A pent-up growl of frustration went up from the legionaries, but Valerius silenced it with a snarl. ‘Save your anger for the Batavians. If they win, you’ll find yourself with a stake up your arse and a flaying knife tickling your foreskin. They believe they’re going to win because they outnumber us two to one. But Serpentius thinks we can beat them and Serpentius survived a hundred fights in the arena so he knows what he’s talking about.’ The men glared at the Spaniard, hating him for bringing them to this place and their potential doom. Each of them was armed with the pair of legionary pila they had stolen from the armoury at Moguntiacum. ‘When the time comes, you slaughter them.’ Valerius’s voice rose to a shout. ‘You slaughter every last one of the bastards.’

The thunder of hooves heralded the arrival of the enemy. Valerius prayed to Mars and Jupiter for Claudius Victor to be leading the men, but one glance told him the glacier-eyed Batavian had stayed with his main force. Metto was red-faced and roaring obscenities, waving his sword back to the road, and Valerius had a feeling it wasn’t entirely an act. His men were doing their best to look defeated.
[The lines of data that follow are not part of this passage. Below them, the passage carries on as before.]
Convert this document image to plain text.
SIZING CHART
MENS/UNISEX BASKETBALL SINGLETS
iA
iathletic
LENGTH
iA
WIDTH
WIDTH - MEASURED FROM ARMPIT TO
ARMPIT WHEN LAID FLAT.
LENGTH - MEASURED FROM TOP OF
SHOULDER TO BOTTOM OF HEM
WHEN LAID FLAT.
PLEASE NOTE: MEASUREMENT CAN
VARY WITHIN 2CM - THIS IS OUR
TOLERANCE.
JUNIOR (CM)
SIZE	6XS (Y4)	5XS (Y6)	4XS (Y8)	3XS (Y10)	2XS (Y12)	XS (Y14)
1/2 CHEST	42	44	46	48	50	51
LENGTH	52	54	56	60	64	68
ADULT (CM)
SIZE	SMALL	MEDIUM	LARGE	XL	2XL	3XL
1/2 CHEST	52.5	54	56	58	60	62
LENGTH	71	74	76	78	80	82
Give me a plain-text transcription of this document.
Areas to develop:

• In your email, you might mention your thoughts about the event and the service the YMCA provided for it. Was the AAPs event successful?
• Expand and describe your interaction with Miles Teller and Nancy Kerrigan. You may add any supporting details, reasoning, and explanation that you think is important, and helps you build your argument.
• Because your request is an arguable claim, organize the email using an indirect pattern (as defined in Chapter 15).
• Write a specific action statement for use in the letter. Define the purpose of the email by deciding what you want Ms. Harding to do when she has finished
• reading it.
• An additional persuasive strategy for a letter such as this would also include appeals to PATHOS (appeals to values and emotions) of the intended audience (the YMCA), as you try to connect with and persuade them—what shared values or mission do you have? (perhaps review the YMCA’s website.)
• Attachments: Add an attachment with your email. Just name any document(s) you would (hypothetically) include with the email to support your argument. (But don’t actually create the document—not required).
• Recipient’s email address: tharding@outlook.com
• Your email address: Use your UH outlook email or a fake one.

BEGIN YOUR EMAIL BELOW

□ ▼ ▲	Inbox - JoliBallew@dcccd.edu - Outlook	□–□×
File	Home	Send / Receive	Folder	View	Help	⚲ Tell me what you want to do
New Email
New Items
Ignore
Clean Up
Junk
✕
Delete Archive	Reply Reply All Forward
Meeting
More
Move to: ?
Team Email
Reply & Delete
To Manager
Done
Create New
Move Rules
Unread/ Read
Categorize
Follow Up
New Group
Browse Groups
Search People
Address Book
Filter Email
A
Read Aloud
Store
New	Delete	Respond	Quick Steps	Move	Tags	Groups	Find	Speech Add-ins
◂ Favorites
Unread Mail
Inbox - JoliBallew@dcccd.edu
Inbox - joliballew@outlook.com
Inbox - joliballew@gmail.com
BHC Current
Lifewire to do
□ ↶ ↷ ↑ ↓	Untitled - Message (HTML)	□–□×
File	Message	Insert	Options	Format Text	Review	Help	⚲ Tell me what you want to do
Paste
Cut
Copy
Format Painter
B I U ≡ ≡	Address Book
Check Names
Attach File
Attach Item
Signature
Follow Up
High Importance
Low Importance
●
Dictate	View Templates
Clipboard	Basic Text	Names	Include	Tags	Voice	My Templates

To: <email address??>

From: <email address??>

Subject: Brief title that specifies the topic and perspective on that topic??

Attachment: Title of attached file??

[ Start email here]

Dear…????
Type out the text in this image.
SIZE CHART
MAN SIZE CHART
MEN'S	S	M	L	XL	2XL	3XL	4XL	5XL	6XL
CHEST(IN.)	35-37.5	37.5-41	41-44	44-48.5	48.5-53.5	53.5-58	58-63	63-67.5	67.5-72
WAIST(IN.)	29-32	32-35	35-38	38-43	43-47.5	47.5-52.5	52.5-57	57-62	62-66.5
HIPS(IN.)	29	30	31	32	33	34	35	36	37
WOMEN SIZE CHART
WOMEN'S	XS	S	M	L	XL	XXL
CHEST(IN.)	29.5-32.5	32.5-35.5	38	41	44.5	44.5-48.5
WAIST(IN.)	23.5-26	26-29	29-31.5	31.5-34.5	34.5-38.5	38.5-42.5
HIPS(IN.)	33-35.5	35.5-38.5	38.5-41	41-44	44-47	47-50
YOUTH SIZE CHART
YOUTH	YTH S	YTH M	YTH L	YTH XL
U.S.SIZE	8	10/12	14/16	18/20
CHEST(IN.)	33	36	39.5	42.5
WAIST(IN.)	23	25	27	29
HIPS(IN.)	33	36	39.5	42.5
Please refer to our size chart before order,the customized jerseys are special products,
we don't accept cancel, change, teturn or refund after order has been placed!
Valerius recognized the moment the auxiliary leader saw the small group trapped in the middle of a broad field. He knew what his adversary would be thinking: a perfect target, half his strength and ripe for the slaughter. The man swerved off the road and led his troopers at the gallop across the meadow towards the confused fugitives. Of course, he would be suspicious. One part of him would be thinking it was too easy, but he’d have the scent of blood in his nostrils and his commander’s warning of the consequences of failure in his ears. It was obvious they’d ridden at a killing pace to get here. The horses were pop-eyed with exhaustion, their coats foam-flecked and silver-bright with sweat, but they still had one last charge in them and against so few their commander would be gambling that one would be enough.

Valerius watched them come, following the innocent hoof pattern. Saw the moment the commander registered the change and lost his certainty. But before the auxiliary’s mind could assess the implications of what he was seeing, his mount had covered another four strides. To disaster.